I figure they don't make it out of the Brezhnev-era economic stagnation intact. At least one of the following occurs: organized Chinese/Eastern European revolt spawning additional revolt in Eastern Europe/China, conventional/limited nuclear war with NATO results in loss of Eastern Europe, China revolts with US/Japanese/Taiwanese/South Korean/Australian help, USSR suffers total economic collapse and breaks apart as in OTL, doomsday scenario in which Soviet leadership succumbs to seige mentality and all-out nuclear war ensues.
My personal favorite for this scenario is a combination of 1, 2, and 4, with 2 probably featuring limited tactical nuclear weapons use.
Regular revolts in China eventually spawn limited revolts in Eastern Europe in 1977, to which the USSR wildly overreacts, putting them down with brutal and well-publicized force. NATO and the US, at this point maintaining superiority in conventional forces both in Europe and East Asia, justify intervention on humanitarian grounds and declare war to liberate Eastern Europe, while semi-openly shipping vast numbers of arms to China via Japan, Thailand, Pakistan, and India. The Soviets, having used nuclear weapons in the tactical role in China before, use them to destroy concentrations of Chinese rebels, hoping this won't provoke the West. It does, and tactical nuclear weapons are used in Europe by both sides on troop concentrations. This use favors NATO by a large margin due to its significantly more advanced mobile launch platforms. (Western R&D efforts have long since decisively surpassed their underfunded Soviet counterparts) The Soviet Navy is kicked up one side of the ocean and back down the other, simply because its submarines are older, more primitive, and above all, louder than those of the West.
By war's end, NATO forces in conjunction with East European rebels have driven the Soviets virtually back into their own borders; moving further risks provoking an all-out nuclear war, so they stop in place. China is in complete and total chaos; though the Chinese cannot win outright, they can bankrupt the Soviet Union, and the war has nearly done so already. The Soviet economy is on the verge of collapse, having lost its "allies" in Eastern Europe and forced to spend huge sums rebuilding its army to fight in China. Additionally, an upsurge of Islamic terrorism in Central Asia and the Caucasus damages oil infrastructure there, cutting off the flow of hard currency even after the war ends.

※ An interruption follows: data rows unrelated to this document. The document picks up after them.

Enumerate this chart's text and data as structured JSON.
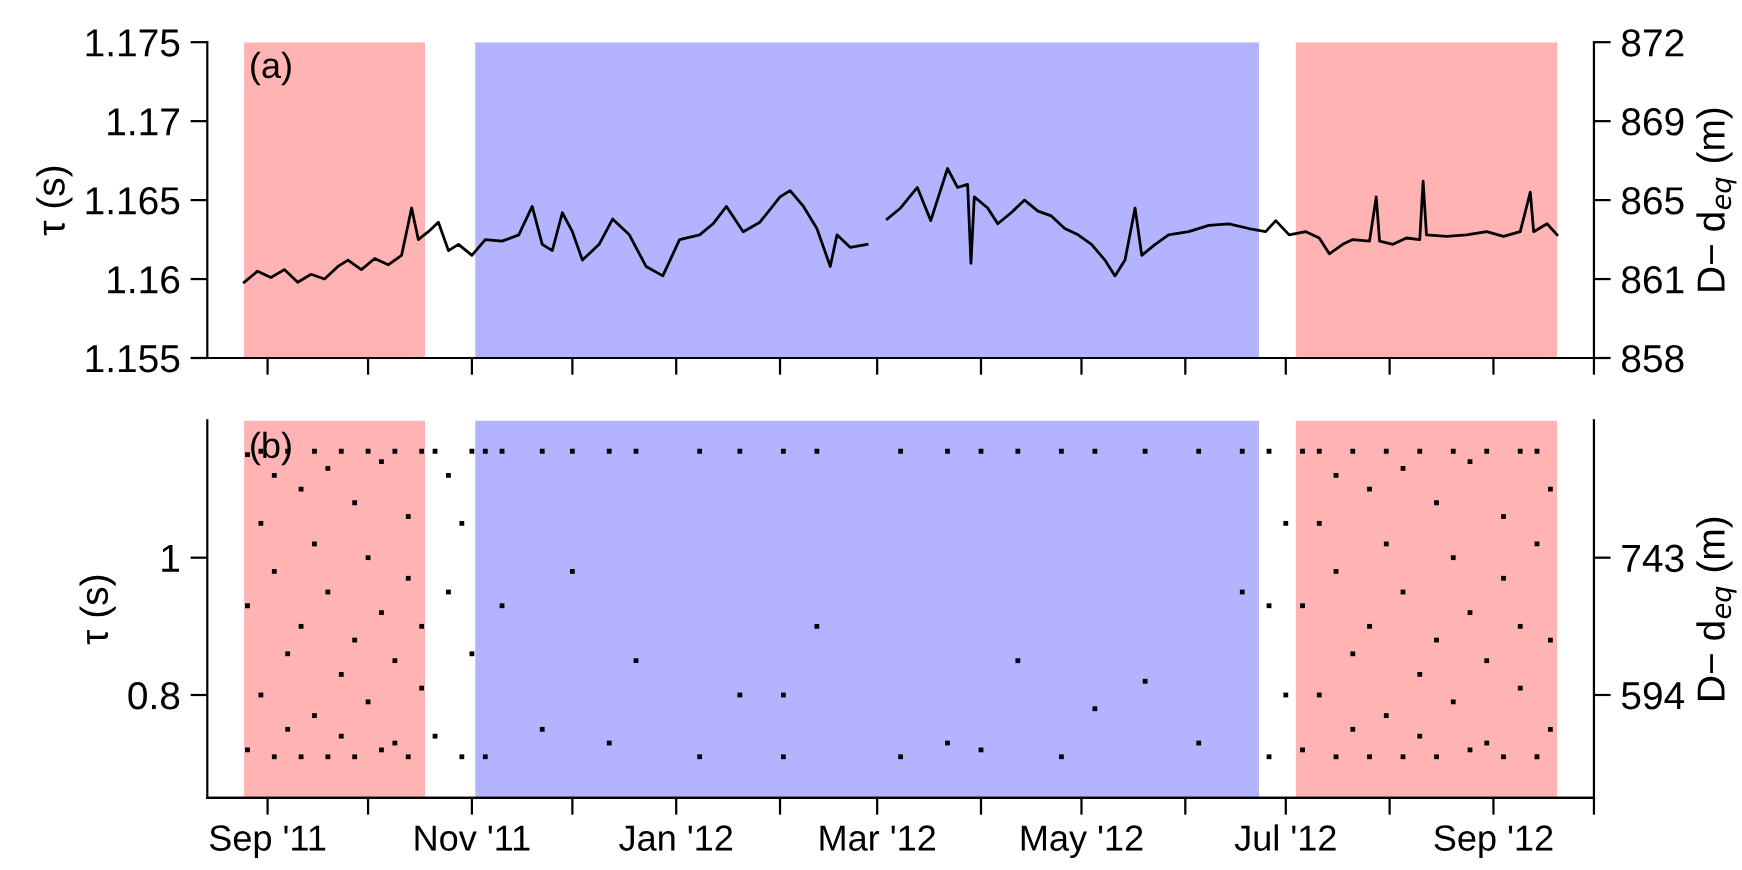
{
  "chart_data": [
    {
      "type": "line",
      "ylabel": "τ (s)",
      "y2label": "D− d$_{eq}$ (m)",
      "annotations": [
        "(a)"
      ],
      "tick_labels": "y",
      "grid": false,
      "xlim": [
        "2011-08-14",
        "2012-10-01"
      ],
      "xticks": [
        {
          "value": "2011-09-01",
          "label": null
        },
        {
          "value": "2011-10-01",
          "label": null
        },
        {
          "value": "2011-11-01",
          "label": null
        },
        {
          "value": "2011-12-01",
          "label": null
        },
        {
          "value": "2012-01-01",
          "label": null
        },
        {
          "value": "2012-02-01",
          "label": null
        },
        {
          "value": "2012-03-01",
          "label": null
        },
        {
          "value": "2012-04-01",
          "label": null
        },
        {
          "value": "2012-05-01",
          "label": null
        },
        {
          "value": "2012-06-01",
          "label": null
        },
        {
          "value": "2012-07-01",
          "label": null
        },
        {
          "value": "2012-08-01",
          "label": null
        },
        {
          "value": "2012-09-01",
          "label": null
        },
        {
          "value": "2012-10-01",
          "label": null
        }
      ],
      "ylim": [
        1.155,
        1.175
      ],
      "yticks": [
        1.155,
        1.16,
        1.165,
        1.17,
        1.175
      ],
      "y2lim": [
        857.6,
        872.4
      ],
      "y2ticks": [
        {
          "value": 857.6,
          "label": "858"
        },
        {
          "value": 861.3,
          "label": "861"
        },
        865,
        {
          "value": 868.7,
          "label": "869"
        },
        {
          "value": 872.4,
          "label": "872"
        }
      ],
      "bands": [
        {
          "axis": "x",
          "from": "2011-08-25",
          "to": "2011-10-18",
          "label": null,
          "color": "#ffb3b3"
        },
        {
          "axis": "x",
          "from": "2011-11-02",
          "to": "2012-06-23",
          "label": null,
          "color": "#b3b3ff"
        },
        {
          "axis": "x",
          "from": "2012-07-04",
          "to": "2012-09-20",
          "label": null,
          "color": "#ffb3b3"
        }
      ],
      "series": [
        {
          "color": "#000000",
          "x": [
            "2011-08-25",
            "2011-08-29",
            "2011-09-02",
            "2011-09-06",
            "2011-09-10",
            "2011-09-14",
            "2011-09-18",
            "2011-09-22",
            "2011-09-25",
            "2011-09-29",
            "2011-10-03",
            "2011-10-07",
            "2011-10-11",
            "2011-10-14",
            "2011-10-16",
            "2011-10-19",
            "2011-10-22",
            "2011-10-25",
            "2011-10-28",
            "2011-11-01",
            "2011-11-05",
            "2011-11-10",
            "2011-11-15",
            "2011-11-19",
            "2011-11-22",
            "2011-11-25",
            "2011-11-28",
            "2011-12-01",
            "2011-12-04",
            "2011-12-09",
            "2011-12-13",
            "2011-12-18",
            "2011-12-23",
            "2011-12-28",
            "2012-01-02",
            "2012-01-08",
            "2012-01-12",
            "2012-01-16",
            "2012-01-21",
            "2012-01-26",
            "2012-02-01",
            "2012-02-04",
            "2012-02-08",
            "2012-02-12",
            "2012-02-16",
            "2012-02-18",
            "2012-02-22",
            "2012-02-27",
            "2012-03-01",
            "2012-03-04",
            "2012-03-08",
            "2012-03-13",
            "2012-03-17",
            "2012-03-22",
            "2012-03-25",
            "2012-03-28",
            "2012-03-29",
            "2012-03-30",
            "2012-04-03",
            "2012-04-06",
            "2012-04-10",
            "2012-04-14",
            "2012-04-18",
            "2012-04-22",
            "2012-04-26",
            "2012-04-30",
            "2012-05-04",
            "2012-05-08",
            "2012-05-11",
            "2012-05-14",
            "2012-05-17",
            "2012-05-19",
            "2012-05-23",
            "2012-05-27",
            "2012-06-02",
            "2012-06-08",
            "2012-06-14",
            "2012-06-20",
            "2012-06-25",
            "2012-06-28",
            "2012-07-02",
            "2012-07-07",
            "2012-07-11",
            "2012-07-14",
            "2012-07-18",
            "2012-07-21",
            "2012-07-26",
            "2012-07-28",
            "2012-07-29",
            "2012-08-02",
            "2012-08-06",
            "2012-08-10",
            "2012-08-11",
            "2012-08-12",
            "2012-08-18",
            "2012-08-24",
            "2012-08-30",
            "2012-09-04",
            "2012-09-09",
            "2012-09-12",
            "2012-09-13",
            "2012-09-17",
            "2012-09-20"
          ],
          "values": [
            1.1598,
            1.1605,
            1.1601,
            1.1606,
            1.1598,
            1.1603,
            1.16,
            1.1608,
            1.1612,
            1.1606,
            1.1613,
            1.1609,
            1.1615,
            1.1645,
            1.1625,
            1.163,
            1.1636,
            1.1618,
            1.1622,
            1.1615,
            1.1625,
            1.1624,
            1.1628,
            1.1646,
            1.1622,
            1.1618,
            1.1642,
            1.163,
            1.1612,
            1.1622,
            1.1638,
            1.1628,
            1.1608,
            1.1602,
            1.1625,
            1.1628,
            1.1635,
            1.1646,
            1.163,
            1.1636,
            1.1652,
            1.1656,
            1.1646,
            1.1632,
            1.1608,
            1.1628,
            1.162,
            1.1622,
            null,
            1.1638,
            1.1645,
            1.1658,
            1.1637,
            1.167,
            1.1658,
            1.166,
            1.161,
            1.1652,
            1.1645,
            1.1635,
            1.1642,
            1.165,
            1.1643,
            1.164,
            1.1632,
            1.1628,
            1.1622,
            1.1612,
            1.1602,
            1.1612,
            1.1645,
            1.1615,
            1.1622,
            1.1628,
            1.163,
            1.1634,
            1.1635,
            1.1632,
            1.163,
            1.1637,
            1.1628,
            1.163,
            1.1626,
            1.1616,
            1.1622,
            1.1625,
            1.1624,
            1.1652,
            1.1624,
            1.1622,
            1.1626,
            1.1625,
            1.1662,
            1.1628,
            1.1627,
            1.1628,
            1.163,
            1.1627,
            1.163,
            1.1655,
            1.163,
            1.1635,
            1.1628
          ]
        }
      ]
    },
    {
      "type": "scatter",
      "ylabel": "τ (s)",
      "y2label": "D− d$_{eq}$ (m)",
      "annotations": [
        "(b)"
      ],
      "grid": false,
      "marker": "square",
      "xlim": [
        "2011-08-14",
        "2012-10-01"
      ],
      "xticks": [
        {
          "value": "2011-09-01",
          "label": "Sep '11"
        },
        {
          "value": "2011-10-01",
          "label": null
        },
        {
          "value": "2011-11-01",
          "label": "Nov '11"
        },
        {
          "value": "2011-12-01",
          "label": null
        },
        {
          "value": "2012-01-01",
          "label": "Jan '12"
        },
        {
          "value": "2012-02-01",
          "label": null
        },
        {
          "value": "2012-03-01",
          "label": "Mar '12"
        },
        {
          "value": "2012-04-01",
          "label": null
        },
        {
          "value": "2012-05-01",
          "label": "May '12"
        },
        {
          "value": "2012-06-01",
          "label": null
        },
        {
          "value": "2012-07-01",
          "label": "Jul '12"
        },
        {
          "value": "2012-08-01",
          "label": null
        },
        {
          "value": "2012-09-01",
          "label": "Sep '12"
        },
        {
          "value": "2012-10-01",
          "label": null
        }
      ],
      "ylim": [
        0.65,
        1.2
      ],
      "yticks": [
        0.8,
        1
      ],
      "y2lim": [
        482.6,
        891.0
      ],
      "y2ticks": [
        594,
        {
          "value": 742.5,
          "label": "743"
        }
      ],
      "bands": [
        {
          "axis": "x",
          "from": "2011-08-25",
          "to": "2011-10-18",
          "label": null,
          "color": "#ffb3b3"
        },
        {
          "axis": "x",
          "from": "2011-11-02",
          "to": "2012-06-23",
          "label": null,
          "color": "#b3b3ff"
        },
        {
          "axis": "x",
          "from": "2012-07-04",
          "to": "2012-09-20",
          "label": null,
          "color": "#ffb3b3"
        }
      ],
      "series": [
        {
          "color": "#000000",
          "x": [
            "2011-08-26",
            "2011-08-26",
            "2011-08-26",
            "2011-08-30",
            "2011-08-30",
            "2011-08-30",
            "2011-09-03",
            "2011-09-03",
            "2011-09-03",
            "2011-09-07",
            "2011-09-07",
            "2011-09-07",
            "2011-09-11",
            "2011-09-11",
            "2011-09-11",
            "2011-09-15",
            "2011-09-15",
            "2011-09-15",
            "2011-09-19",
            "2011-09-19",
            "2011-09-19",
            "2011-09-23",
            "2011-09-23",
            "2011-09-23",
            "2011-09-27",
            "2011-09-27",
            "2011-09-27",
            "2011-10-01",
            "2011-10-01",
            "2011-10-01",
            "2011-10-05",
            "2011-10-05",
            "2011-10-05",
            "2011-10-09",
            "2011-10-09",
            "2011-10-09",
            "2011-10-13",
            "2011-10-13",
            "2011-10-13",
            "2011-10-17",
            "2011-10-17",
            "2011-10-17",
            "2011-10-21",
            "2011-10-21",
            "2011-10-25",
            "2011-10-25",
            "2011-10-29",
            "2011-10-29",
            "2011-11-01",
            "2011-11-01",
            "2011-11-05",
            "2011-11-05",
            "2011-11-10",
            "2011-11-10",
            "2011-11-22",
            "2011-11-22",
            "2011-12-01",
            "2011-12-01",
            "2011-12-12",
            "2011-12-12",
            "2011-12-20",
            "2011-12-20",
            "2012-01-08",
            "2012-01-08",
            "2012-01-20",
            "2012-01-20",
            "2012-02-02",
            "2012-02-02",
            "2012-02-02",
            "2012-02-12",
            "2012-02-12",
            "2012-03-08",
            "2012-03-08",
            "2012-03-22",
            "2012-03-22",
            "2012-04-01",
            "2012-04-01",
            "2012-04-12",
            "2012-04-12",
            "2012-04-25",
            "2012-04-25",
            "2012-05-05",
            "2012-05-05",
            "2012-05-20",
            "2012-05-20",
            "2012-06-05",
            "2012-06-05",
            "2012-06-18",
            "2012-06-18",
            "2012-06-26",
            "2012-06-26",
            "2012-06-26",
            "2012-07-01",
            "2012-07-01",
            "2012-07-06",
            "2012-07-06",
            "2012-07-06",
            "2012-07-11",
            "2012-07-11",
            "2012-07-11",
            "2012-07-16",
            "2012-07-16",
            "2012-07-16",
            "2012-07-21",
            "2012-07-21",
            "2012-07-21",
            "2012-07-26",
            "2012-07-26",
            "2012-07-26",
            "2012-07-31",
            "2012-07-31",
            "2012-07-31",
            "2012-08-05",
            "2012-08-05",
            "2012-08-05",
            "2012-08-10",
            "2012-08-10",
            "2012-08-10",
            "2012-08-15",
            "2012-08-15",
            "2012-08-15",
            "2012-08-20",
            "2012-08-20",
            "2012-08-20",
            "2012-08-25",
            "2012-08-25",
            "2012-08-25",
            "2012-08-30",
            "2012-08-30",
            "2012-08-30",
            "2012-09-04",
            "2012-09-04",
            "2012-09-04",
            "2012-09-09",
            "2012-09-09",
            "2012-09-09",
            "2012-09-14",
            "2012-09-14",
            "2012-09-14",
            "2012-09-18",
            "2012-09-18",
            "2012-09-18"
          ],
          "values": [
            1.15,
            0.72,
            0.93,
            1.05,
            0.8,
            1.155,
            0.71,
            0.98,
            1.12,
            1.155,
            0.86,
            0.75,
            0.9,
            1.1,
            0.71,
            1.02,
            0.77,
            1.155,
            0.71,
            0.95,
            1.13,
            1.155,
            0.83,
            0.74,
            0.88,
            1.08,
            0.71,
            1.0,
            0.79,
            1.155,
            0.72,
            0.92,
            1.14,
            1.155,
            0.85,
            0.73,
            0.97,
            1.06,
            0.71,
            1.155,
            0.81,
            0.9,
            1.155,
            0.74,
            0.95,
            1.12,
            0.71,
            1.05,
            1.155,
            0.86,
            1.155,
            0.71,
            1.155,
            0.93,
            1.155,
            0.75,
            1.155,
            0.98,
            1.155,
            0.73,
            1.155,
            0.85,
            1.155,
            0.71,
            1.155,
            0.8,
            1.155,
            0.71,
            0.8,
            1.155,
            0.9,
            1.155,
            0.71,
            1.155,
            0.73,
            1.155,
            0.72,
            1.155,
            0.85,
            1.155,
            0.71,
            1.155,
            0.78,
            1.155,
            0.82,
            1.155,
            0.73,
            1.155,
            0.95,
            1.155,
            0.71,
            0.93,
            1.05,
            0.8,
            1.155,
            0.72,
            0.93,
            1.05,
            0.8,
            1.155,
            0.71,
            0.98,
            1.12,
            1.155,
            0.86,
            0.75,
            0.9,
            1.1,
            0.71,
            1.02,
            0.77,
            1.155,
            0.71,
            0.95,
            1.13,
            1.155,
            0.83,
            0.74,
            0.88,
            1.08,
            0.71,
            1.0,
            0.79,
            1.155,
            0.72,
            0.92,
            1.14,
            1.155,
            0.85,
            0.73,
            0.97,
            1.06,
            0.71,
            1.155,
            0.81,
            0.9,
            0.71,
            1.02,
            1.155,
            0.88,
            0.75,
            1.1
          ]
        }
      ]
    }
  ]
}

The Soviets collapse about three years after the treaty with NATO is signed, in late 1980. The Baltic republics, Moldova, and the Ukraine join NATO, while Georgia makes preparations to do so. China comes out of the revolt with a western-aligned nationalist government and begins talks with Taiwan to reunify China, which occurs in 1983. North Korea withdraws into itself; following massive famines in the late 1980's, it briefly invades South Korea in 1991 and loses the resultant war, thus allowing Korea to reunify in 1994. Russia itself is perpetually on the brink of civil war as a Communist Party successor and a neo-fascist party bicker over leadership and the spoils of a shattered economy. The northern Caucasus is in a state of near constant revolt against authority, while much of eastern Russia is considering breaking away from the west to escape the political turmoil and in the hope of actually seeing some of the revenue from the oil drilled from beneath their lands.